1.1.2 Assisted suicide, euthanasia,
and mercy killing have been criminal offenses throughout the United
States (U.S.) and, under current law, it would be unlawful to provide
services in support of such illegal activities.
1.1.3 Because
of the recent legal developments, it may become lawful in areas
of the U.S. to furnish services in support of such activities.
1.1.4 Congress
is not providing Federal financial assistance in support of assisted
suicide, euthanasia, and mercy killing and intends that Federal
funds not be used to promote such activities.
1.2 It is the
principal purpose of this Act to continue current Federal policy
by providing explicitly that Federal funds may not be used for items
and services (including assistance) the purpose of which is to cause
(or assist in causing) the suicide, euthanasia, or mercy killing
of any individual. See Policy below for specifics regarding this
subject.
3.0 POLICY
3.1 No TRICARE
funds may be used:
3.1.1 To provide any health care item or service
furnished for the purpose of causing, or for the purpose of assisting
in causing, the death on any individual, such as by assisted suicide,
euthanasia, or mercy killing;
3.1.2 To pay (directly, through
payment of Federal financial participation or other matching payment,
or otherwise) for such an item or service, including payment of
expenses relating to such an item or service; or
3.1.3 To pay
(in whole or in part) for health benefit coverage that includes
any coverage of such an item or service or of any expenses relating
to such an item or service.
3.2 Situations where treatment
is withdrawn and the patient dies from the underlying pathology are
not considered physician-assisted suicide. Also, there are times
when a physician withholds or withdraws treatment with the intention
of respecting the patient’s wishes and not to cause the person’s death.

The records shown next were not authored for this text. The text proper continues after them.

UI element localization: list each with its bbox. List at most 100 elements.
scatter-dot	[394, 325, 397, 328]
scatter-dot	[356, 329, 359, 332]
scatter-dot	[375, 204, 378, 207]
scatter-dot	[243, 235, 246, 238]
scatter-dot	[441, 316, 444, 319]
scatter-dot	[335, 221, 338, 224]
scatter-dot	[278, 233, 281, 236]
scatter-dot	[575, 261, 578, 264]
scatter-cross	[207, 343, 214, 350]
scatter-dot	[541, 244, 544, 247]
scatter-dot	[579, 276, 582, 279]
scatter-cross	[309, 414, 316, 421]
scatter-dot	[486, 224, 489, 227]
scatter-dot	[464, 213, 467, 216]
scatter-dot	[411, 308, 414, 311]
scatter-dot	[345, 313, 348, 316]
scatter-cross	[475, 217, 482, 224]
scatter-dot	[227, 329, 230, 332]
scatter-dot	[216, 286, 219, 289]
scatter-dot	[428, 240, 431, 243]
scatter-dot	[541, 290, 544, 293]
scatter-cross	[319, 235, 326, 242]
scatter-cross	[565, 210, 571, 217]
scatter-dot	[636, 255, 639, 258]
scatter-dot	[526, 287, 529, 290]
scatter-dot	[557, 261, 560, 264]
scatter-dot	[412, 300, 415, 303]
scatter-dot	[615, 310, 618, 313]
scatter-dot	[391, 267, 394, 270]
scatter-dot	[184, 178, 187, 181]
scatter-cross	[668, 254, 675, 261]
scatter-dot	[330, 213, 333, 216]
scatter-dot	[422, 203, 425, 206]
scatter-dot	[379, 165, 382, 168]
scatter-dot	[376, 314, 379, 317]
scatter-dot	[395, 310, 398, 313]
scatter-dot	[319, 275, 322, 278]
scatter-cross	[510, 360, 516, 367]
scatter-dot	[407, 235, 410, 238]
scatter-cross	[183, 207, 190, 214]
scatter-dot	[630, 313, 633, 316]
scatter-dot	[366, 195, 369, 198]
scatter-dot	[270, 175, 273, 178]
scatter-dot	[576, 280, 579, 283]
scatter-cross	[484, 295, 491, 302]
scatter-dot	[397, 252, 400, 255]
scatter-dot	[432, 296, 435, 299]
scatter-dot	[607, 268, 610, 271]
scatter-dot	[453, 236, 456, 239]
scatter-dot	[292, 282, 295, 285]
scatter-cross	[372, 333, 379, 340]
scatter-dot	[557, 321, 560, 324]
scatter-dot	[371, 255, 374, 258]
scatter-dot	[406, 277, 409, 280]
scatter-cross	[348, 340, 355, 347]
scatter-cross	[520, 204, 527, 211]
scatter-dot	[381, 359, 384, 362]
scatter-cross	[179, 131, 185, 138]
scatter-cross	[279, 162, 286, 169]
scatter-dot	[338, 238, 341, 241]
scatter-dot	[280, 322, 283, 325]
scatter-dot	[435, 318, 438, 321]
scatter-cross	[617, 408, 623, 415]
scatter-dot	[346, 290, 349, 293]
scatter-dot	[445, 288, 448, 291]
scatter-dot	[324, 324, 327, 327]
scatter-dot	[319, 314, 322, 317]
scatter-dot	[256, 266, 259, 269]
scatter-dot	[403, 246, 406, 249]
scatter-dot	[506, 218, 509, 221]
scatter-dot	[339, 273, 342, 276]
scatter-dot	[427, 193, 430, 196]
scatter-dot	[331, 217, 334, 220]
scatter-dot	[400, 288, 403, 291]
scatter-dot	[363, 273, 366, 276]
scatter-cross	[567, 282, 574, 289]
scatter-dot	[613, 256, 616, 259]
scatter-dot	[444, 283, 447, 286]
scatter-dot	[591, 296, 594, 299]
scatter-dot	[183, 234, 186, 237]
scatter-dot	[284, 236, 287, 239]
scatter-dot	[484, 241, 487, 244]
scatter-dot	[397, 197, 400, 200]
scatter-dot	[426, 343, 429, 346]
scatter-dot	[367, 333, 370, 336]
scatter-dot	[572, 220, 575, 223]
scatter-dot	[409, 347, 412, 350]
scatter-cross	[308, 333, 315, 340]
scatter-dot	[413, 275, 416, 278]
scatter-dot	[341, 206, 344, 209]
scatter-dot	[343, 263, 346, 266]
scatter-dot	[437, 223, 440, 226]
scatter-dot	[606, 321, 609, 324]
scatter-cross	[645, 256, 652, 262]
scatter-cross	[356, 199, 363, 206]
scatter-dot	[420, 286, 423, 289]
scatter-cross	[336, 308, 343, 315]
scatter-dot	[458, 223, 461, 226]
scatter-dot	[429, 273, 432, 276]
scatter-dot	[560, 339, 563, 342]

This policy, therefore, does not affect:
3.2.1 The withholding or withdrawing
of medical treatment or medical care;
3.2.2 The withholding or withdrawing
of nutrition or hydration;
3.2.3 The use of an item, good,
benefit, or service furnished for the purpose of alleviating pain
or discomfort, even if such use may increase the risk of death,
so long as such item, good, benefit or service is not also furnished
for the purpose of causing, or the purpose of assisting in causing,
death, for any reason.
3.3 Limitation on Federal facilities
and employees with respect to health care items and services furnished
includes those provided:
3.3.1 By or in a health care facility
owned or operated by the Federal Government; or
3.3.2 By any
physician or other individual employed by the Federal Government
to provide health care services within the scope of the physician’s
or individual’s employment, no such item or service may be furnished
for the purpose of causing, or for the purpose of assisting in causing,
the death of any individual, such as by assisted suicide, euthanasia,
or mercy killing.
3.4 When the contractor becomes
aware that a provider has been prosecuted and convicted of a physician-assisted
suicide or when documentation is attached to the claim indicating
a physician-assisted suicide, the care is to be denied.